文本向量表征工具,把文本转化为向量矩阵,是文本进行计算机处理的第一步。
text2vec实现了Word2Vec、RankBM25、BERT、Sentence-BERT、CoSENT等多种文本表征、文本相似度计算模型,并在文本语义匹配(相似度计算)任务上比较了各模型的效果。
Guide
Question
文本向量表示咋做?文本匹配任务用哪个模型效果好?
许多NLP任务的成功离不开训练优质有效的文本表示向量。
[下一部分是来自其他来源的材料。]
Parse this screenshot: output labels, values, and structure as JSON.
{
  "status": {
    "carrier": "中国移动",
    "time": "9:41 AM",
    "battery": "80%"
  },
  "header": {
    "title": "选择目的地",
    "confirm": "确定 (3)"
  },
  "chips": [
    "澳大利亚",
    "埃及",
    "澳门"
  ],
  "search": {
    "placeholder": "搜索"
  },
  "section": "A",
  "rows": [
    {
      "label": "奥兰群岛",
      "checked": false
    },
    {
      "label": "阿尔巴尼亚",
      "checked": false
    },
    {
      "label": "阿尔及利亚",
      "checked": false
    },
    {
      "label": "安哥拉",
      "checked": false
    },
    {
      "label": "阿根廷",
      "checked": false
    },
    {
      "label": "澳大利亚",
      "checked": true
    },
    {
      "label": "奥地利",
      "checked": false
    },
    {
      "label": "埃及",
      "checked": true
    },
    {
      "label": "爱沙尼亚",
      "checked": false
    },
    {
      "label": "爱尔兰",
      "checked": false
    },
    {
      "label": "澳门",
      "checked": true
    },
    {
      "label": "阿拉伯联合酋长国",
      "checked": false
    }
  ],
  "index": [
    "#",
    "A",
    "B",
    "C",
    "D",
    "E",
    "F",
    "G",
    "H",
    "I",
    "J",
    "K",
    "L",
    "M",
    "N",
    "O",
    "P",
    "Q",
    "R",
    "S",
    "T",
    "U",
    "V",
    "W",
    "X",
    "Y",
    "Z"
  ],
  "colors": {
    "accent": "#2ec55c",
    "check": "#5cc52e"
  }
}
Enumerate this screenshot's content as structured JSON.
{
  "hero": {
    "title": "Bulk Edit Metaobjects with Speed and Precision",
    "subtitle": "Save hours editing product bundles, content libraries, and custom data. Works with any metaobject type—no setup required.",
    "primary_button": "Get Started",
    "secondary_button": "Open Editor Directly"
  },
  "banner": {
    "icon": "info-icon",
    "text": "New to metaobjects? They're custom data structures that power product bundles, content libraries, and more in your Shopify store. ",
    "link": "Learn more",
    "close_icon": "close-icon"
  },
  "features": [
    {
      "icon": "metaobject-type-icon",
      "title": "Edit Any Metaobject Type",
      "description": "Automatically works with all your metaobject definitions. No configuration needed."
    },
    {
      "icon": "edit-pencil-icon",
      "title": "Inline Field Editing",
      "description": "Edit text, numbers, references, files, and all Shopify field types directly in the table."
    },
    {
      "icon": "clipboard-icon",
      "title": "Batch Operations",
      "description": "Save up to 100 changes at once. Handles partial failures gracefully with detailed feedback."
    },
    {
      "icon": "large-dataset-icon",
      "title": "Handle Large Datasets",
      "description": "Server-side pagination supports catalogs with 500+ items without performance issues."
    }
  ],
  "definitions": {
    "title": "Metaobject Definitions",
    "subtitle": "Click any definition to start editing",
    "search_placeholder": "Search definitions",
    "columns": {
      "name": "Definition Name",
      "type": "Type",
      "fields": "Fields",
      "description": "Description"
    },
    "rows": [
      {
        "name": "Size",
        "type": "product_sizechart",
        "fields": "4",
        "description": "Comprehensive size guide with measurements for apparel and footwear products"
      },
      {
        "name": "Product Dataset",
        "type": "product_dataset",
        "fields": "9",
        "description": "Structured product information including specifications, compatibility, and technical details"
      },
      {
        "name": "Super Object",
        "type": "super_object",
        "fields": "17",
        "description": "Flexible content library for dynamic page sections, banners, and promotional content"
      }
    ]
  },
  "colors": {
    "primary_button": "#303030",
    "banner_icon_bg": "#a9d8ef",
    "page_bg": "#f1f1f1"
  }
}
特别是文本语义匹配(Semantic Textual Similarity,如paraphrase检测、QA的问题对匹配)、文本向量检索(Dense Text Retrieval)等任务。
Solution
传统方法:基于特征的匹配
- 基于TF-IDF、BM25、Jaccord、SimHash、LDA等算法抽取两个文本的词汇、主题等层面的特征,然后使用机器学习模型(LR, xgboost)训练分类模型
- 优点:可解释性较好
- 缺点:依赖人工寻找特征,泛化能力一般,而且由于特征数量的限制,模型的效果比较一般
代表模型:
- BM25
BM25算法,通过候选句子的字段对qurey字段的覆盖程度来计算两者间的匹配得分,得分越高的候选项与query的匹配度更好,主要解决词汇层面的相似度问题。
深度方法:基于表征的匹配
- 基于表征的匹配方式,初始阶段对两个文本各自单独处理,通过深层的神经网络进行编码(encode),得到文本的表征(embedding),再对两个表征进行相似度计算的函数得到两个文本的相似度
- 优点:基于BERT的模型通过有监督的Fine-tune在文本表征和文本匹配任务取得了不错的性能
- 缺点:BERT自身导出的句向量(不经过Fine-tune,对所有词向量求平均)质量较低,甚至比不上Glove的结果,因而难以反映出两个句子的语义相似度
主要原因是:
1.BERT对所有的句子都倾向于编码到一个较小的空间区域内,这使得大多数的句子对都具有较高的相似度分数,即使是那些语义上完全无关的句子对。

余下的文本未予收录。